Soymeal closed 50 cents to $4.60 per ton lower following the sliding soy with further weight on the market from the Census Bureau's July crush report.

 

September <SMU5> was down $4.60 at $183.70 per ton.

 

"The crush report was bearish with the high oil and meal stocks," Cekander said.

 

Census pegged U.S. soymeal stocks at the end of July at 382,145 tons, above an average of analysts' estimates for 315,000 tons.

 

USDA early Thursday said U.S. export sales of U.S. soymeal last week totaled 116,000 tonnes (old-crop and new-crop combined).
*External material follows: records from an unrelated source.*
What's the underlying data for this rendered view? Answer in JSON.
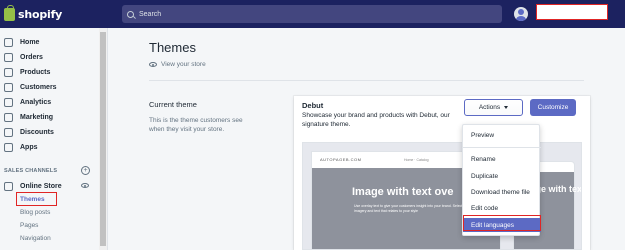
{
  "topbar": {
    "logo_text": "shopify",
    "search_placeholder": "Search"
  },
  "sidebar": {
    "items": [
      {
        "label": "Home",
        "icon": "home-icon"
      },
      {
        "label": "Orders",
        "icon": "orders-icon"
      },
      {
        "label": "Products",
        "icon": "products-icon"
      },
      {
        "label": "Customers",
        "icon": "customers-icon"
      },
      {
        "label": "Analytics",
        "icon": "analytics-icon"
      },
      {
        "label": "Marketing",
        "icon": "marketing-icon"
      },
      {
        "label": "Discounts",
        "icon": "discounts-icon"
      },
      {
        "label": "Apps",
        "icon": "apps-icon"
      }
    ],
    "sales_channels_heading": "SALES CHANNELS",
    "online_store_label": "Online Store",
    "sub_items": [
      "Themes",
      "Blog posts",
      "Pages",
      "Navigation"
    ]
  },
  "main": {
    "title": "Themes",
    "view_store": "View your store",
    "current_theme_heading": "Current theme",
    "current_theme_desc": "This is the theme customers see when they visit your store."
  },
  "card": {
    "theme_name": "Debut",
    "theme_desc": "Showcase your brand and products with Debut, our signature theme.",
    "actions_label": "Actions",
    "customize_label": "Customize",
    "preview": {
      "shop_name": "AUTOPAGEB.COM",
      "hero_title": "Image with text ove",
      "hero_sub": "Use overlay text to give your customers insight into your brand. Select imagery and text that relates to your style",
      "hero_title_mobile": "Image with text ov"
    }
  },
  "dropdown": {
    "items": [
      "Preview",
      "Rename",
      "Duplicate",
      "Download theme file",
      "Edit code",
      "Edit languages"
    ],
    "highlighted": "Edit languages",
    "accent": "#5c6ac4"
  },
  "colors": {
    "topbar": "#1c2260",
    "accent": "#5c6ac4",
    "highlight_box": "#e02525"
  }
}
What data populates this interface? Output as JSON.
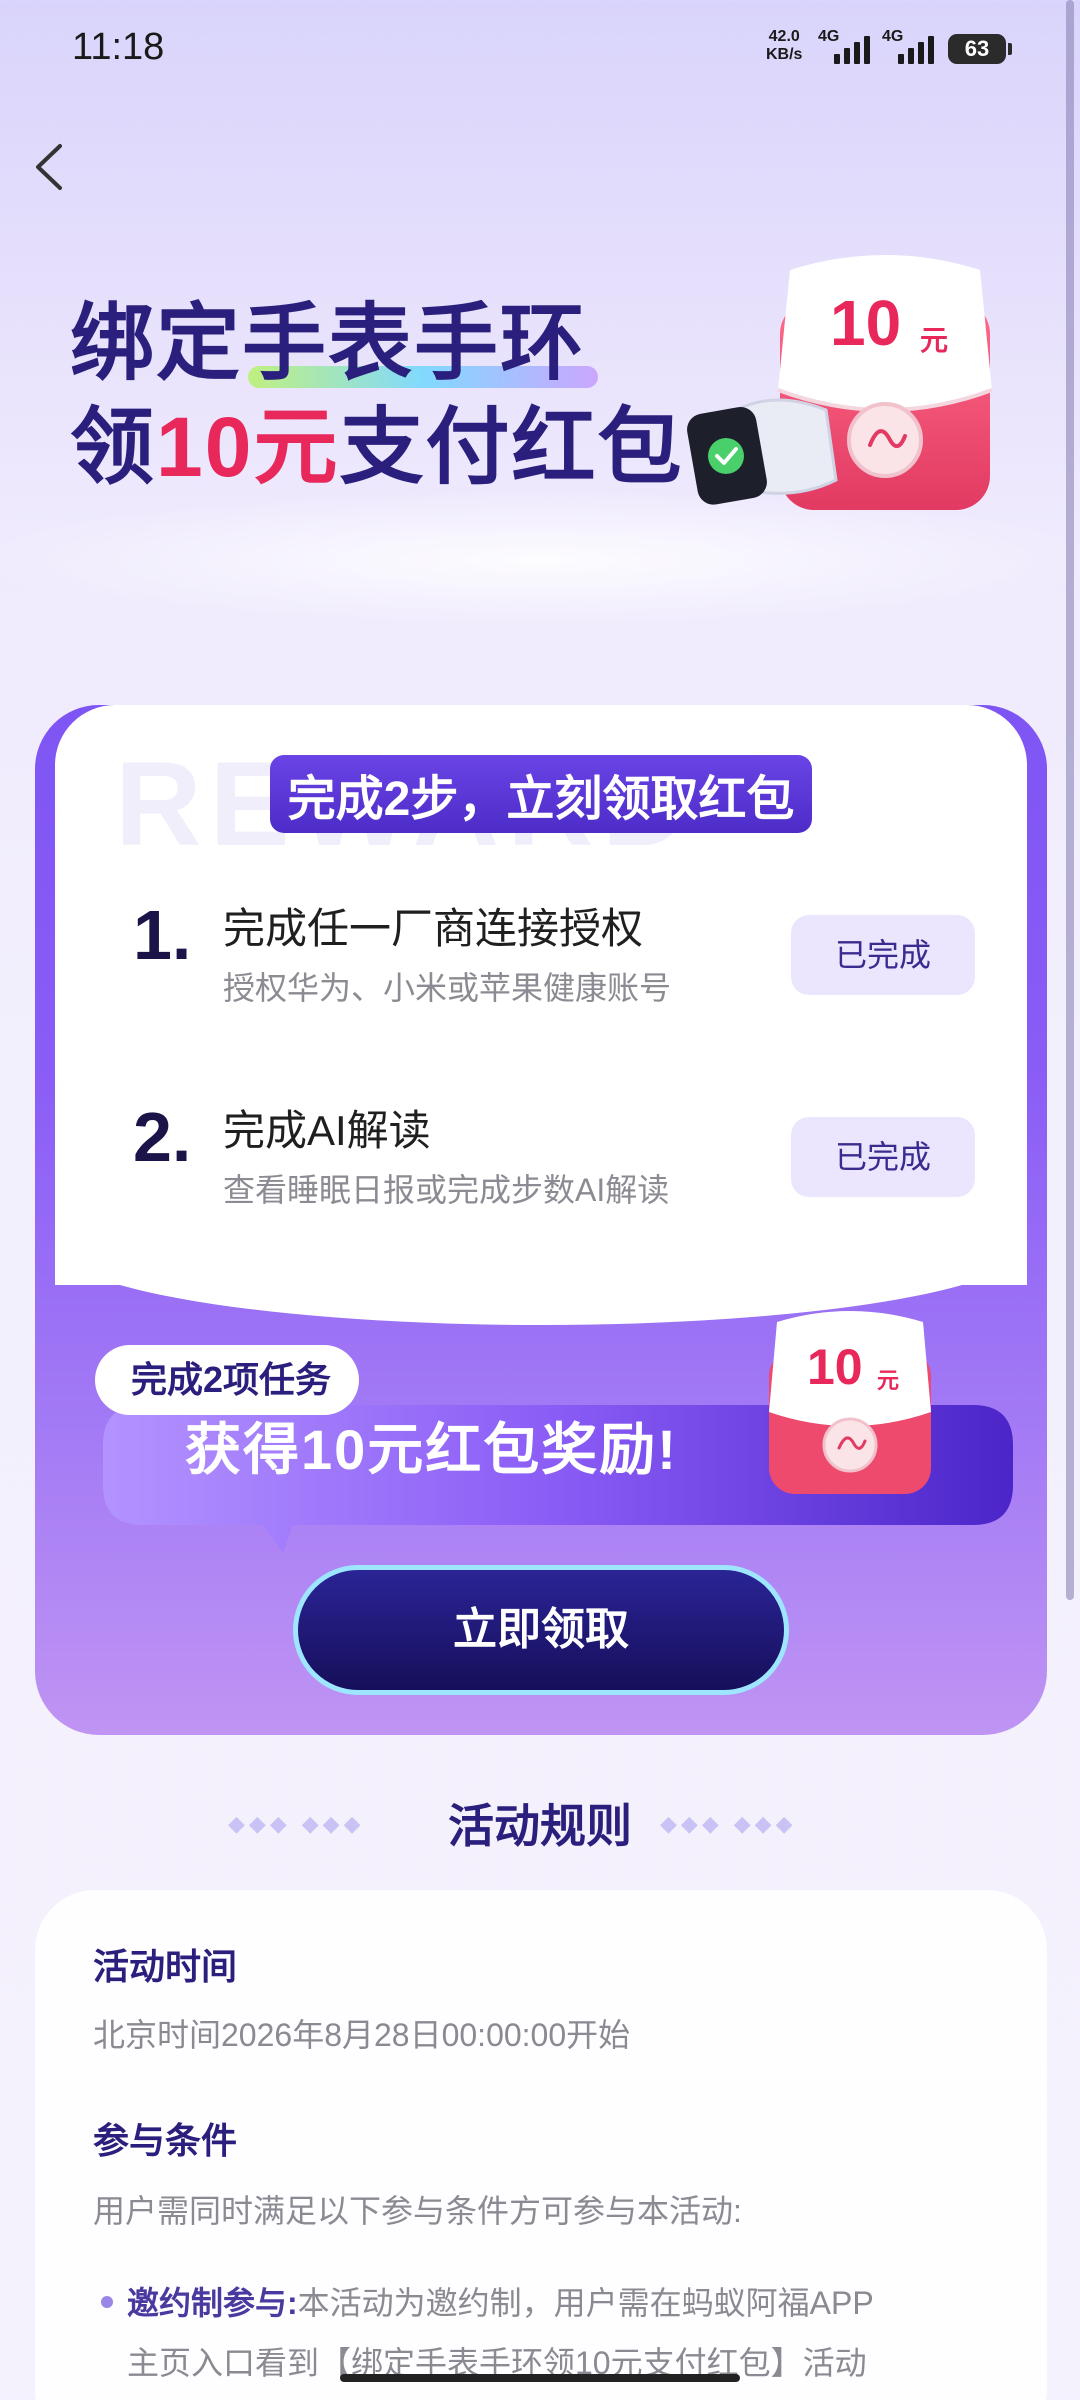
{
  "status_bar": {
    "time": "11:18",
    "net_speed_value": "42.0",
    "net_speed_unit": "KB/s",
    "signal1_label": "4G",
    "signal2_label": "4G",
    "battery": "63"
  },
  "hero": {
    "line1": "绑定手表手环",
    "line2_prefix": "领",
    "line2_highlight": "10元",
    "line2_suffix": "支付红包",
    "gift_amount": "10",
    "gift_unit": "元"
  },
  "task_card": {
    "bg_word": "REWARD",
    "title": "完成2步，立刻领取红包",
    "steps": [
      {
        "num": "1.",
        "title": "完成任一厂商连接授权",
        "subtitle": "授权华为、小米或苹果健康账号",
        "status": "已完成"
      },
      {
        "num": "2.",
        "title": "完成AI解读",
        "subtitle": "查看睡眠日报或完成步数AI解读",
        "status": "已完成"
      }
    ],
    "reward_pill": "完成2项任务",
    "reward_text": "获得10元红包奖励!",
    "gift_amount": "10",
    "gift_unit": "元",
    "claim_button": "立即领取"
  },
  "rules": {
    "heading": "活动规则",
    "time_heading": "活动时间",
    "time_text": "北京时间2026年8月28日00:00:00开始",
    "cond_heading": "参与条件",
    "cond_text": "用户需同时满足以下参与条件方可参与本活动:",
    "bullet1_label": "邀约制参与:",
    "bullet1_text": "本活动为邀约制，用户需在蚂蚁阿福APP",
    "bullet1_text2": "主页入口看到【绑定手表手环领10元支付红包】活动"
  },
  "colors": {
    "brand_deep": "#2a1f7c",
    "accent_red": "#e8285a",
    "card_purple": "#8a5cf6",
    "done_bg": "#ebe6fd"
  }
}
That's above trade estimates for 50,000 to 100,000 tonnes.

 

Soyoil was 0.35 to 0.44 cent per lb lower amid the fall in soybeans along with weight from the Census Bureau's July crush report.

 

September <BOU5> was down 0.44 at 22.06 cents per lb.

 

USDA early Thursday said U.S. export sales of U.S. soyoil last week totaled 4,000 tonnes (old-crop and new-crop combined). That's within the range of estimates for 1,000 to 5,000 tonnes.

 

Census pegged U.S. soyoil stocks at the end of July at 1.961 billion lbs, above an average of analysts' estimates for 1.867 billion.

 

Soymeal volume was estimated at 33,355 futures and 4,393 options. Soyoil volume was estimated at 29,659 futures and 2,796 options.

 

Malaysian palm oil futures closed lower overnight. Traders in Kuala Lumpur said palm dived for a second straight day on further liquidation of long positions, and selling by those fearing more competition from Indonesian palm products as the rupiah weakened.

 

 

(Note: all prices in Canadian dollars unless noted.)

 

Winnipeg Commodity Exchange canola futures slid to new six-month lows on Thursday in sympathy with U.S. soy losses and ahead of a Statistics Canada report that traders said they expect will confirm large crops.

Canola ended $2.70 to $5.20 per tonne lower, with November <RSX5> down $5.20 at $270.50 and January <RSF6> down $4.90 at $278.90.

Volume was estimated at 7,134 contracts, up from a total of 4,036 on Wednesday.

The selling was driven by losses in the Chicago Board of Trade soy complex, where good crop weather and strong yields on a U.S. Midwest crop tour  weighed on the market, prompting heavy fund selling.

Funds were also seen selling canola, traders said, with estimates of the net fund position ranging from 3,200 to 4,000 short.

Some stops were hit as canola broke through technical support at $275.00 and psychological support at $270.00. November hit a low of $269.60 late in the session.

Commercials and crushers were noted sellers, but farmer selling was restrained, traders said.

"I don't know what they're waiting for," a canola trader said, noting harvest pressure is expected to drive down futures in coming weeks.

Scale-down Japanese buying and other exporter-related buying and short covering provided some support.

Statscan was slated to release production estimates on Friday at 8:30 a.m. EDT (1230 GMT).

Trade estimates ahead of the report ranged from 7.6 million to 9 million tonnes, with an average of 8.4 million tonnes.

An estimated 1,417 November/January spread traded between $8.30 to $8.60, with 162 November/March between $15.80 and $16.40, and 67 January/March between $7.60 and $8.00.

In canola options, 500 January $270 puts traded at $10.00.